UnitedHealth Group CEO Andrew Witty is scheduled to be on Capitol Hill Wednesday, responding to lawmakers demanding answers about the company's failed cybersecurity measures and response to the Change Healthcare cyberattack.
Witty plans to testify before the Senate Finance Committee Wednesday morning and the House Energy and Commerce's Subcommittee on Oversight and Investigations in the afternoon. The House committee released Witty’s written testimony ahead of the hearing.
Related: A billion-dollar hack puts UnitedHealth’s empire under the microscope
UnitedHealth Group executives were noticeably absent from a hearing about the Change Healthcare cyberattack conducted by the House committee nearly two weeks ago. That same day, executives reported first-quarter earnings and said the incident could cost the company up to $1.6 billion this year.
Here are five things Witty is expected to discuss.
1. The Change Healthcare attack lasted nine days
Witty will confirm media reports that the ransomware group BlackCat, also called ALPHV or Noberus, infiltrated its systems nine days before encrypting the systems and locking UnitedHealth Group out. He also will offer insight into how the group gained access.
“On February 12, criminals used compromised credentials to remotely access a Change Healthcare Citrix portal, an application used to enable remote access to desktops,” Witty wrote in his testimony.
The portal did not have multi-factor authentication, making it more vulnerable to a breach. The hackers moved throughout Change Healthcare’s systems and stole data before infecting systems nine days later on Feb. 21.
2. Paying the ransom was a hard decision
UnitedHealth Group confirmed last week it paid an undisclosed ransom. "As chief executive officer, the decision to pay a ransom was mine," Witty wrote in his remarks. "This was one of the hardest decisions I’ve ever had to make. And I wouldn’t wish it on anyone."

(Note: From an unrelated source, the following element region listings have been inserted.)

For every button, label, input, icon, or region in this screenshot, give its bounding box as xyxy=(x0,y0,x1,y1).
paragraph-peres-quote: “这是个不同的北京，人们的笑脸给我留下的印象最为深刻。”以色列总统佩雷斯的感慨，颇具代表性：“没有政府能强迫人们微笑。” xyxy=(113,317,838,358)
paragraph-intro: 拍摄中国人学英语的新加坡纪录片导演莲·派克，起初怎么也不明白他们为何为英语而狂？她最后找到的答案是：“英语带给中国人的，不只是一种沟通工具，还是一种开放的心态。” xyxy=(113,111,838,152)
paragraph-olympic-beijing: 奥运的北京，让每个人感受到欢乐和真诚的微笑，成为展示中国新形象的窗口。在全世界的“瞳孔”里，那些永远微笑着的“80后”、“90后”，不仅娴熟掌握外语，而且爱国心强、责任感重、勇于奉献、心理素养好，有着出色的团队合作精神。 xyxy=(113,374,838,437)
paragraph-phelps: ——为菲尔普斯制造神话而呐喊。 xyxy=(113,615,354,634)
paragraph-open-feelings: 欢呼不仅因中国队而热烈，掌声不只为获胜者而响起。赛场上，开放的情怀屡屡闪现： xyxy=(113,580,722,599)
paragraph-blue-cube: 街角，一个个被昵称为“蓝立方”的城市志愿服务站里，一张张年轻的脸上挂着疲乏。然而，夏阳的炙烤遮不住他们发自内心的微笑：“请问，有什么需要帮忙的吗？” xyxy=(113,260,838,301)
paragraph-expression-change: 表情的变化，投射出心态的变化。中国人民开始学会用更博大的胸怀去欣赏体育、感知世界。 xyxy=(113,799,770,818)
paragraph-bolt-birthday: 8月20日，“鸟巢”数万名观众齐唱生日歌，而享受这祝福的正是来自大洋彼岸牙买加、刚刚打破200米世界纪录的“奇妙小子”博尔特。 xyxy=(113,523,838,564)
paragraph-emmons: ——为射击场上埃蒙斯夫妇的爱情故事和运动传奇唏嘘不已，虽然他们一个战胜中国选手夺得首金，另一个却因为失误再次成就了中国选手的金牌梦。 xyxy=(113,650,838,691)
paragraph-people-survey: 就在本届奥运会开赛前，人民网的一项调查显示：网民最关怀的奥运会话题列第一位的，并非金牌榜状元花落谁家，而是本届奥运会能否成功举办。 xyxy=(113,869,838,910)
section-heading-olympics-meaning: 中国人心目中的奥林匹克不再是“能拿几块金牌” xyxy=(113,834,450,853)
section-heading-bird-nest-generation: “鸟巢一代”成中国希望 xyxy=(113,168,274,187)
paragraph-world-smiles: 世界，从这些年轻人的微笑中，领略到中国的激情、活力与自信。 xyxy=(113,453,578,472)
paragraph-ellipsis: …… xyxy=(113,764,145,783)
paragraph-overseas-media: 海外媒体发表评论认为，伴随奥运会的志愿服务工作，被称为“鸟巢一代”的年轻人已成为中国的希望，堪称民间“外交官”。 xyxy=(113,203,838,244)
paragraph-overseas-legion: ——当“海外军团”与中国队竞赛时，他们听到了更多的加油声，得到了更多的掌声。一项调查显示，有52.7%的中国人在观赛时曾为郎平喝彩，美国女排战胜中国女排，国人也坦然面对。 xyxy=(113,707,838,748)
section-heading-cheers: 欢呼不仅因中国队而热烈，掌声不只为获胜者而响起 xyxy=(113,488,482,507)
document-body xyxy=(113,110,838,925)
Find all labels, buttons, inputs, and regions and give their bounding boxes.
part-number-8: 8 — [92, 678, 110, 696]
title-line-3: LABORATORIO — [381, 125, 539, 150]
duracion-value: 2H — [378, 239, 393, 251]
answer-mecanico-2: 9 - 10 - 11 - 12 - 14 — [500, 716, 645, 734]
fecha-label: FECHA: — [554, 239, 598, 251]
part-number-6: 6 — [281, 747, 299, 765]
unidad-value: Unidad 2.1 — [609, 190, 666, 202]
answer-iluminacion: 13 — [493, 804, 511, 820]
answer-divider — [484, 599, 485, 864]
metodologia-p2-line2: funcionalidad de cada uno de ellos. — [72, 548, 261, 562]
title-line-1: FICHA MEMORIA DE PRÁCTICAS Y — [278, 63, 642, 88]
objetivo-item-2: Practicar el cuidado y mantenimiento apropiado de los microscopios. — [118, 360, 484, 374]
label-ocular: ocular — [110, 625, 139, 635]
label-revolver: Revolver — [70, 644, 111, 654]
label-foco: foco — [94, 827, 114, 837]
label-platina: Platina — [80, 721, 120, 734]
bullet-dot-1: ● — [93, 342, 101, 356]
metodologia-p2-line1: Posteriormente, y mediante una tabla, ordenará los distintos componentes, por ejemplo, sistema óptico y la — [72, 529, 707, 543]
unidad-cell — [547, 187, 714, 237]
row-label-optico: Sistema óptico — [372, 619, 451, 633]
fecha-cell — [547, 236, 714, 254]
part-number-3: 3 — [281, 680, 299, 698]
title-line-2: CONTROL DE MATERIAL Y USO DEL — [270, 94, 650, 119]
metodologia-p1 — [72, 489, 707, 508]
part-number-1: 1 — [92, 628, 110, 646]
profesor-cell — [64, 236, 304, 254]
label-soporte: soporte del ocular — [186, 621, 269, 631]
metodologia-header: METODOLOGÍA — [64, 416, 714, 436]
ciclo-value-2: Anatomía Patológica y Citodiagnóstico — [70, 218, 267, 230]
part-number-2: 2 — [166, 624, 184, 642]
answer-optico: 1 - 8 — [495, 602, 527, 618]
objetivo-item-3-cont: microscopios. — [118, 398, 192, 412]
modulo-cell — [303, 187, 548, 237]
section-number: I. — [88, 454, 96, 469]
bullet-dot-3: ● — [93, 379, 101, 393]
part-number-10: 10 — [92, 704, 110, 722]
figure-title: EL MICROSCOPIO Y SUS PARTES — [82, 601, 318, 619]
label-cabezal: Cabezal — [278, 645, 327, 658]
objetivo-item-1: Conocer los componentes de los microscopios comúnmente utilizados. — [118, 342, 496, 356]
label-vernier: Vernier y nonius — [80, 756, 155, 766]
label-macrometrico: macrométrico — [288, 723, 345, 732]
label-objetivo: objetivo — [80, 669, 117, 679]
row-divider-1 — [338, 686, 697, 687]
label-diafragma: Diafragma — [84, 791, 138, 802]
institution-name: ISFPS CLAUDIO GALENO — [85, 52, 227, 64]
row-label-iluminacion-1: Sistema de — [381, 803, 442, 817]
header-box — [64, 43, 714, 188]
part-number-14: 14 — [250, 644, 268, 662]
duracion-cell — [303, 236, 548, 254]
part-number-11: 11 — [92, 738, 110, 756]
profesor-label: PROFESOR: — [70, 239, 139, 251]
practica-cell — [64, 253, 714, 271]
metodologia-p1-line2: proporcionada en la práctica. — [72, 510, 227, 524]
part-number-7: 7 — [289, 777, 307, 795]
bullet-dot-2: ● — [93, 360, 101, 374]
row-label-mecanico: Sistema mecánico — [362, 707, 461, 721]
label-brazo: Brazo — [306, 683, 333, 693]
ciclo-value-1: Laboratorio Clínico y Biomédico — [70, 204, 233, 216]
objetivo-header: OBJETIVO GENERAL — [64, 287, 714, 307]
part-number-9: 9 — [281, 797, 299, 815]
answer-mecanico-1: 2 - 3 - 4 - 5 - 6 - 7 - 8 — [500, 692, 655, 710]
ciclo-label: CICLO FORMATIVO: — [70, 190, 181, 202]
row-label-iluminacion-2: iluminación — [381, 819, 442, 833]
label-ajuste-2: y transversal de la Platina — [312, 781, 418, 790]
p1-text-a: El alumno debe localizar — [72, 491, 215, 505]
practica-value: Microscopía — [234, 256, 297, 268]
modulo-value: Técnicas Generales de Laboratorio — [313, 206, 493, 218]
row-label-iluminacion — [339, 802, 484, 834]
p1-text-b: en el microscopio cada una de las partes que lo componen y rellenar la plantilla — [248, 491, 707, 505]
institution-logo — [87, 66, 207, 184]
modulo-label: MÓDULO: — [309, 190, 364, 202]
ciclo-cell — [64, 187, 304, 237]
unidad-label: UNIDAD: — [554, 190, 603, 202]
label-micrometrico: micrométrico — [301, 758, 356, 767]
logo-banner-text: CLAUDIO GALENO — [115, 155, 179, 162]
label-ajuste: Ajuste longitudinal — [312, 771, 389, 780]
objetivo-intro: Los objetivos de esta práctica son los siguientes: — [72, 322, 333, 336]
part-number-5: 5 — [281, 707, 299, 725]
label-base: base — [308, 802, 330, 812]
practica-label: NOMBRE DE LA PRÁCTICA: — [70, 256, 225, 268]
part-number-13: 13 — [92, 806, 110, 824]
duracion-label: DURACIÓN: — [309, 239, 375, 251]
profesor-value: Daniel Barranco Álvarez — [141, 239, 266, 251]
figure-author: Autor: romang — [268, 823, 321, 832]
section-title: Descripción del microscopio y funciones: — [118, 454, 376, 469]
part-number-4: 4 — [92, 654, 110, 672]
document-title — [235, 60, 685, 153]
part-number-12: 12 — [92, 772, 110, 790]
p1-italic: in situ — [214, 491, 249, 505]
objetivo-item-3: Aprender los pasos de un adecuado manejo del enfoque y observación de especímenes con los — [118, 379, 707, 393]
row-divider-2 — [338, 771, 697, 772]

Witty will elaborate on the company's response to the cyberattack, which centered around securing systems and ensuring patients' access to care by offering financial assistance to providers, according to the prepared remarks. The company has worked closely with law enforcement and enlisted help from Google, Microsoft, Cisco, Amazon, Mandiant and Palo Alto Networks.
3. UnitedHealth has advanced $6.5 billion to providers
Witty will acknowledge the challenges smaller and rural providers have faced to meet payroll and the workarounds pharmacists have developed to process claims. “To all those impacted, let me be very clear: I am deeply sorry,” Witty wrote.
UnitedHealth Group has advanced more than $6.5 billion in payments to thousands of affected providers via its interest-free loan program. Safety-net hospitals and federally qualified health centers have received one-third of the loans, he wrote.
Witty will reiterate what the company said last week — that there is no evidence that doctors’ charts or full medical histories were stolen.
4. UnitedHealth Group is looking for other vulnerabilities
UnitedHealth Group is working to determine potential vulnerabilities across the company and bolster its cybersecurity, Witty wrote. He also is expected to discuss the company’s commitment to sharing information with law enforcement and the public.
“We are working tirelessly to uncover and understand every detail we can, which we will use to make our cyber defenses stronger than ever,” he wrote.
5. Healthcare needs stronger cybersecurity investments
Witty will talk about the frequency of attempted attacks against UnitedHealth Group and call for mandatory minimum security standards and stronger notification requirements.
“The Change Healthcare attack demonstrates the growing need to fortify cybersecurity in healthcare,” Witty wrote. “I look forward to working with policymakers and other stakeholders to bring our experience to bear in helping develop strong, practical solutions.”